After every release, I always think: what's next? But somehow, there is always something to improve or fix. This new release of the Hiawatha webserver contains two main changes.

• First, Hiawatha now uses mbed TLS instead of PolarSSL. What, a new SSL library? No, PolarSSL has been acquired by ARM, so PolarSSL has been rebranded as mbed TLS. The effect of this name change is that Hiawatha can no longer support earlier versions of PolarSSL, because several changes has been done to the code. mbed TLS 1.3.10 uses both polarssl and mbedtls in the code (quite confusing), but a/the next release of mbed TLS will contain no reference to the name PolarSSL any more. So, also a/the next release of Hiawatha will no longer support earlier version of mbed TLS.
• The Hiawatha SSL library (not PolarSSL / mbed TLS itself) contained a memory leak, which occured when a client tried to connect with SSL3.0, while support for it was turned off or not included at all. For every 'No cypher overlap during SSL handshake.' in your system.log, there was a small leak. But when someone did a large amount of SSL3.0 connection attempts to your server, you could have problem. I therefor advice everyone to update to v9.12. The leak was by the way very easy to find via the XCode tool Instruments, which is an awesome tool!

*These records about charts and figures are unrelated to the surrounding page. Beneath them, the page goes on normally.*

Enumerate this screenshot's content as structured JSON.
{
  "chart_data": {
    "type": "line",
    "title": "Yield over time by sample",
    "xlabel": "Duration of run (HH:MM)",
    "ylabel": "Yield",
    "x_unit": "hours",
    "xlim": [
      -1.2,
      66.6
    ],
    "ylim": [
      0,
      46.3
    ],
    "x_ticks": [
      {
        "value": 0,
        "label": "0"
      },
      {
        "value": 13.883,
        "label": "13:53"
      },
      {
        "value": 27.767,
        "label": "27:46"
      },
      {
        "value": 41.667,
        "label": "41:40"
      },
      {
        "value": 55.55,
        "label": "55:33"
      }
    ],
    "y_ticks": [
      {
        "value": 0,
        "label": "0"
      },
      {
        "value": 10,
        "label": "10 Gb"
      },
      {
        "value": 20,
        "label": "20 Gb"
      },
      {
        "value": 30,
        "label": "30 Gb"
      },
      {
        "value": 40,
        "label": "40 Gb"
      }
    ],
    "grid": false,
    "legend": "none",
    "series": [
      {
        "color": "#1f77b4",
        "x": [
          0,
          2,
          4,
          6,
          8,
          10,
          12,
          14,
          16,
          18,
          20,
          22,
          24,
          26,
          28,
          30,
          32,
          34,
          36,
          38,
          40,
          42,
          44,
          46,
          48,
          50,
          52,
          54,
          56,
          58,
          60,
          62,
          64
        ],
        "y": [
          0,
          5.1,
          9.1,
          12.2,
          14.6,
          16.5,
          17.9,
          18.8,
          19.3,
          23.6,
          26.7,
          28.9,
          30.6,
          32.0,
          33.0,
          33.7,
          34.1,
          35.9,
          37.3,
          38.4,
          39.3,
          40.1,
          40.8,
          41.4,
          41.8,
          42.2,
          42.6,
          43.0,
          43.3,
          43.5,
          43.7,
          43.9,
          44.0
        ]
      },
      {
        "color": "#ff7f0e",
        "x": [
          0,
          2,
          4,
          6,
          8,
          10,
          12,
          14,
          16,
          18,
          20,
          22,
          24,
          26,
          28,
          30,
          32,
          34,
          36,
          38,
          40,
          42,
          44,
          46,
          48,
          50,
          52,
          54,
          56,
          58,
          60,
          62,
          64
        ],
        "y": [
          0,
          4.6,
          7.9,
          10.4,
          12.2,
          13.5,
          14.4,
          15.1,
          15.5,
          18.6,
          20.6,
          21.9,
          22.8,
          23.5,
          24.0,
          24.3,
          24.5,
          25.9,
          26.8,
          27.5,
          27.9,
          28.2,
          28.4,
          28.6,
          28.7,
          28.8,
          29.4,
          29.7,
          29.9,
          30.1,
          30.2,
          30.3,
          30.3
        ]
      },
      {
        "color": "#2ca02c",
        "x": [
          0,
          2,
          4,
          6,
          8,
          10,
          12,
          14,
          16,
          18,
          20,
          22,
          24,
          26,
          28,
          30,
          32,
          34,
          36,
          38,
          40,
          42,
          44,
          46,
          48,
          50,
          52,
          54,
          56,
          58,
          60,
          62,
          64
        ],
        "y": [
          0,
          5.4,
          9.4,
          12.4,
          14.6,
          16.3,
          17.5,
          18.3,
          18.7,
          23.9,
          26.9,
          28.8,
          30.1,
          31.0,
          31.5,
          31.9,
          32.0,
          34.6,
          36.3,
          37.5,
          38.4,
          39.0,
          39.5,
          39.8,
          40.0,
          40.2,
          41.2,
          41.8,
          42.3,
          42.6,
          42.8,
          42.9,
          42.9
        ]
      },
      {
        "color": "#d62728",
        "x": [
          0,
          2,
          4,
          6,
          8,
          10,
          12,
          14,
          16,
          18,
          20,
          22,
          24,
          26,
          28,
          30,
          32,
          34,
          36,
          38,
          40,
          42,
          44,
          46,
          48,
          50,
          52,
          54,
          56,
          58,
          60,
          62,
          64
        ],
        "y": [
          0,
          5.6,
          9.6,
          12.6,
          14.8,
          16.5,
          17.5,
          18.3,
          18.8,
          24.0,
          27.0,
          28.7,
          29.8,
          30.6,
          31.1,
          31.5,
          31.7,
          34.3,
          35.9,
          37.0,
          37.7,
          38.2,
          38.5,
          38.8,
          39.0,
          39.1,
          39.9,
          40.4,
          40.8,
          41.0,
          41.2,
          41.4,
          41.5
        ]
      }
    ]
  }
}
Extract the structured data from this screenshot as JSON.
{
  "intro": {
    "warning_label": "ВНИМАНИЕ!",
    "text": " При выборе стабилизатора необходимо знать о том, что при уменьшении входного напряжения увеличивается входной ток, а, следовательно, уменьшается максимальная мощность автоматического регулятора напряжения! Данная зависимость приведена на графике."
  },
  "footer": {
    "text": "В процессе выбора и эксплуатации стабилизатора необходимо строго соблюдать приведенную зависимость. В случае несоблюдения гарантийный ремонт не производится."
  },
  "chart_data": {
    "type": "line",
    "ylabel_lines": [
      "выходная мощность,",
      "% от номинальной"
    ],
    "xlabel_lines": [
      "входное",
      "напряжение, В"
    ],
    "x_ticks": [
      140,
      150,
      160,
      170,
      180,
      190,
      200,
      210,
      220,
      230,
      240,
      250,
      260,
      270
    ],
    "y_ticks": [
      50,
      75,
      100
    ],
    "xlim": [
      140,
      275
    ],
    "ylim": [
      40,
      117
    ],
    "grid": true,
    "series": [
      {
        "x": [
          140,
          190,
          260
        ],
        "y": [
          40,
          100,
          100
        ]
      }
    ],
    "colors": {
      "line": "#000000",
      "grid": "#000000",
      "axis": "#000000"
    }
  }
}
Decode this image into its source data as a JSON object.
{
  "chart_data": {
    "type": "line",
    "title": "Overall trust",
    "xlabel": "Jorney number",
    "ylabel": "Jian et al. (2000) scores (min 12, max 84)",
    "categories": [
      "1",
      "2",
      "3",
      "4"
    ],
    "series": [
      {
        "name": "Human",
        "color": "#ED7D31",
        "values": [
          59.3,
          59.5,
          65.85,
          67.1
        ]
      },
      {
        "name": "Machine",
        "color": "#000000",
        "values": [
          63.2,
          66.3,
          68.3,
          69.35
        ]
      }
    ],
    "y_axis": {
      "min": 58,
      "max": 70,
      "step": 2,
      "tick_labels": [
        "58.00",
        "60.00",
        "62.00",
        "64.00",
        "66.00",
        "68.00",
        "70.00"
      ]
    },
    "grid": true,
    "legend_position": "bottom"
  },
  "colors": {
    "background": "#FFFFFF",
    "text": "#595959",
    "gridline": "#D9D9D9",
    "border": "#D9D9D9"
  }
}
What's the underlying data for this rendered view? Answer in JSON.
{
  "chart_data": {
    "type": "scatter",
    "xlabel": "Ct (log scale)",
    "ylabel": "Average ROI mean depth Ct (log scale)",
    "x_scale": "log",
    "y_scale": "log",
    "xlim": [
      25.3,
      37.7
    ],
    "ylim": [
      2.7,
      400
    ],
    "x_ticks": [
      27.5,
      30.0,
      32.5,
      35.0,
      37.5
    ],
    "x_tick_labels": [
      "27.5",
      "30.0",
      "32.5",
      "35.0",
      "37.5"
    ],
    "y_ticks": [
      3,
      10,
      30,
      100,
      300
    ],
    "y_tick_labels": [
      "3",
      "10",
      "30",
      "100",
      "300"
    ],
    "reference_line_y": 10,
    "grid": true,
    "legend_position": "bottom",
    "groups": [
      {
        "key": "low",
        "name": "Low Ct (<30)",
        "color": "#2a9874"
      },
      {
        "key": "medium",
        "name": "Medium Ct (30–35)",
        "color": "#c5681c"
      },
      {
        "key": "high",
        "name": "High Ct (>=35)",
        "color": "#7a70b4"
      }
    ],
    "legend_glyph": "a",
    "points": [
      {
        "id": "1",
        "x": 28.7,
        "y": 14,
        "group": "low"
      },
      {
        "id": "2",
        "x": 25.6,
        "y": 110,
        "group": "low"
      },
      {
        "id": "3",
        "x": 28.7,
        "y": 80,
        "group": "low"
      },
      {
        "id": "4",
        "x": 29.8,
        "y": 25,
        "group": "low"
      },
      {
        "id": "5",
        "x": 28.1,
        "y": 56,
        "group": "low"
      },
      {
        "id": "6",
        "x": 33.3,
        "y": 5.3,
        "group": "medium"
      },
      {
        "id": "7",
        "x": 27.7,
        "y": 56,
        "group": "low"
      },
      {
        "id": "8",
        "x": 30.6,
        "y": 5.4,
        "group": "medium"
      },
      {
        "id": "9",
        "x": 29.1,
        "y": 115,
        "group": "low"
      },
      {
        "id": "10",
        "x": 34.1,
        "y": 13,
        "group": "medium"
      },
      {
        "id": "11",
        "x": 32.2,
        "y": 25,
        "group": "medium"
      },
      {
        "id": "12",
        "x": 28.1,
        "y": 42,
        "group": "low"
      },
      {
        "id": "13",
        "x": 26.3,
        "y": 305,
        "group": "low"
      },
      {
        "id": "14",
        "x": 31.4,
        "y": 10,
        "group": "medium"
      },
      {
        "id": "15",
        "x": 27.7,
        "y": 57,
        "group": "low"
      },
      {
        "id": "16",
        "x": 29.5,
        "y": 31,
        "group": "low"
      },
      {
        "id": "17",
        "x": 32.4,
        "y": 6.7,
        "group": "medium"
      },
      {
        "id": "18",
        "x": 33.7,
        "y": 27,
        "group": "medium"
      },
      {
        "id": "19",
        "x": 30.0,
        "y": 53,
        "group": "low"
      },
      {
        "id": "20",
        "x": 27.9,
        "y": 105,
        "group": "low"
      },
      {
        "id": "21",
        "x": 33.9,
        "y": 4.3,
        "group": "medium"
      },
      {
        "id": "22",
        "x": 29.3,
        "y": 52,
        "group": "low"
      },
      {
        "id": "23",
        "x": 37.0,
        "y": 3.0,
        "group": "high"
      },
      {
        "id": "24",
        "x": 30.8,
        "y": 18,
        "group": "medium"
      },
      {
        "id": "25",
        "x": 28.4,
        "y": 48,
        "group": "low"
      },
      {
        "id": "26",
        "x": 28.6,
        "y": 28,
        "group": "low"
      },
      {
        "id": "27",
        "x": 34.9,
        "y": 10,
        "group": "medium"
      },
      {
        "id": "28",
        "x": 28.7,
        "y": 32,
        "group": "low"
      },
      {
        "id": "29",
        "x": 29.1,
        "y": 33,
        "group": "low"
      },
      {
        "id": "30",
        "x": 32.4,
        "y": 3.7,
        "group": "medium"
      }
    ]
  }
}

Version 9.11 of the Hiawatha webserver has been released. This release brings the ChallengeClient option, which gives Hiawatha the ability to reduce the effects of a DDoS attack. This is done by checking if the client has a certain cookie set. If this is not the case for the first request within a connection, Hiawatha sends a 307 and this cookie (via a Set-Cookie HTTP header or a Javascript) back to the client. If the second request within a connection doesn't has this cookie, the client is banned. The idea is that normal browsers understand the 307 and the HTTP Set-Cookie header or the Javascript, but HTTP bots don't.

Please note that this although this option works from a technical point of view, it should be used with great care. Proper testing is strongly advised. Also note that this option should only be used when options like ConnectionsPerIP, ReconnectDelay and BanOnFlooding are insufficient.

Many thanks to Andrey Vasilev and Chris Wadge for all the testing and feedback.

The 9.10-rc1 release caused no trouble for anyone, so here is the final release. Nothing changed. Have fun with it!

The first release candidate of version 9.10 has been released. In this version some significant changes have been made. This requires careful testing, so please download it and help me to do the testing of the following changes.

• The code for calling the UrlToolkit and the reverse proxy have been swapped. This means that you can now specify an UrlToolkit rule which will be processed before using a reverse proxy. The Expire and UseFastCGI actions have no effect when using a reverse proxy.
• The syntax of the UrlToolkit has been changed a bit. Main change is the introduction of the 'Do' command, which unconditionally performs an action. The command 'Call' and 'Skip' can now only be used as a action for the 'Do' command. And several commands can now be used with extra actions. See config/toolkit.conf for a complete syntax overview. This change made the UrlToolkit code a bit more simple. Easier code means less chance of a bug which means less chance of a security issue.
• You can now ban misconducting clients who connect via a proxy specified via the HideProxy setting.
• When you specify multiple reverse proxies for a virtual host, Hiawatha will first look for a matching URL pattern for the reverse proxy with a scheme matching the scheme of the client connection. So, incoming HTTPS connections will be forwarded to a HTTPS reverse proxy when available and HTTP connections to a HTTP reverse proxy when available.

I'm looking forward to your feedback. Even if you didn't find any issue. The 9.10 release candidate can be found at the download page.